『サッカー観戦バイブル』と並行して読んでいたのですが、こちらの本は図解などがないトークセッションなので、こちらだけだと素人にはポジションなどのイメージが難しかったと思うので、補完されてちょうどよかったです。対象とする時期的にも結構重なっていたかな。

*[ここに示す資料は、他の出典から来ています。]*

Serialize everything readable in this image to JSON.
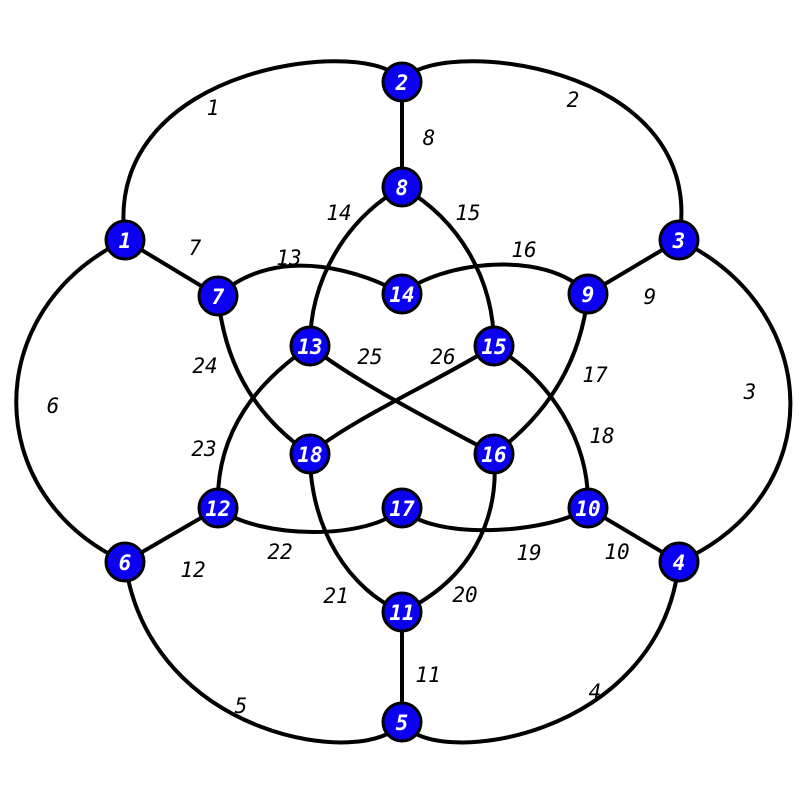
{
  "colors": {
    "node_fill": "#0b00f0",
    "node_text": "#ffffff",
    "stroke": "#000000",
    "background": "#ffffff"
  },
  "nodes": [
    {
      "id": 1,
      "label": "1"
    },
    {
      "id": 2,
      "label": "2"
    },
    {
      "id": 3,
      "label": "3"
    },
    {
      "id": 4,
      "label": "4"
    },
    {
      "id": 5,
      "label": "5"
    },
    {
      "id": 6,
      "label": "6"
    },
    {
      "id": 7,
      "label": "7"
    },
    {
      "id": 8,
      "label": "8"
    },
    {
      "id": 9,
      "label": "9"
    },
    {
      "id": 10,
      "label": "10"
    },
    {
      "id": 11,
      "label": "11"
    },
    {
      "id": 12,
      "label": "12"
    },
    {
      "id": 13,
      "label": "13"
    },
    {
      "id": 14,
      "label": "14"
    },
    {
      "id": 15,
      "label": "15"
    },
    {
      "id": 16,
      "label": "16"
    },
    {
      "id": 17,
      "label": "17"
    },
    {
      "id": 18,
      "label": "18"
    }
  ],
  "edges": [
    {
      "label": "1",
      "from": 1,
      "to": 2
    },
    {
      "label": "2",
      "from": 2,
      "to": 3
    },
    {
      "label": "3",
      "from": 3,
      "to": 4
    },
    {
      "label": "4",
      "from": 4,
      "to": 5
    },
    {
      "label": "5",
      "from": 5,
      "to": 6
    },
    {
      "label": "6",
      "from": 6,
      "to": 1
    },
    {
      "label": "7",
      "from": 1,
      "to": 7
    },
    {
      "label": "8",
      "from": 2,
      "to": 8
    },
    {
      "label": "9",
      "from": 3,
      "to": 9
    },
    {
      "label": "10",
      "from": 4,
      "to": 10
    },
    {
      "label": "11",
      "from": 5,
      "to": 11
    },
    {
      "label": "12",
      "from": 6,
      "to": 12
    },
    {
      "label": "13",
      "from": 7,
      "to": 14
    },
    {
      "label": "14",
      "from": 8,
      "to": 13
    },
    {
      "label": "15",
      "from": 8,
      "to": 15
    },
    {
      "label": "16",
      "from": 14,
      "to": 9
    },
    {
      "label": "17",
      "from": 9,
      "to": 16
    },
    {
      "label": "18",
      "from": 15,
      "to": 10
    },
    {
      "label": "19",
      "from": 17,
      "to": 10
    },
    {
      "label": "20",
      "from": 16,
      "to": 11
    },
    {
      "label": "21",
      "from": 18,
      "to": 11
    },
    {
      "label": "22",
      "from": 12,
      "to": 17
    },
    {
      "label": "23",
      "from": 12,
      "to": 13
    },
    {
      "label": "24",
      "from": 7,
      "to": 18
    },
    {
      "label": "25",
      "from": 13,
      "to": 16
    },
    {
      "label": "26",
      "from": 15,
      "to": 18
    }
  ]
}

要はモダンサッカーでは静的なポジション名、陣形はあまり意味がなくて、せいぜい初期配置であり、選手たちに求められているのは、監督の戦略理念に則っていかに創造的にゲームに関わっていくかである、ということだと理解しました。ゴールキーパーやディフェンダーを起点とするビルドアップが攻撃のセオリーとなり、一方で防御は敵陣でのハイプレスが基本戦術となっていることからも、センターフォワードが最初の防衛ラインとなる、つまり選手としては従来のディフェンス、オフェンスの役割を果たすだけでは不十分であって、両者を場合に応じて切り替える柔軟性とゲームを通じた集中力が求められている。それにはゲームの展開を予測する戦術眼が必要になるということでもあるのですが…
いきなり3作目から読み始めたこのシリーズ、このような観点から選手を評価した場合に、MF、CB、GK、CFのポジションで名選手と呼べるのは?というのが今作でのポイントだったようです。レナート・バルディはセリエAやイタリア代表での分析担当を務めている人なのですが、ボローニャ時代の冨安健洋をサポートしていて、この本でも非常に高く評価しています(CBの項で取り上げているほど)。何年か後にはトップリーグから声がかかるのでは?という正にこの本が出版された翌年にアーセナルが獲得する訳ですが、故障続きで今年契約解除となってしまったのはたいへん残念でした。時代の変遷を感じますね。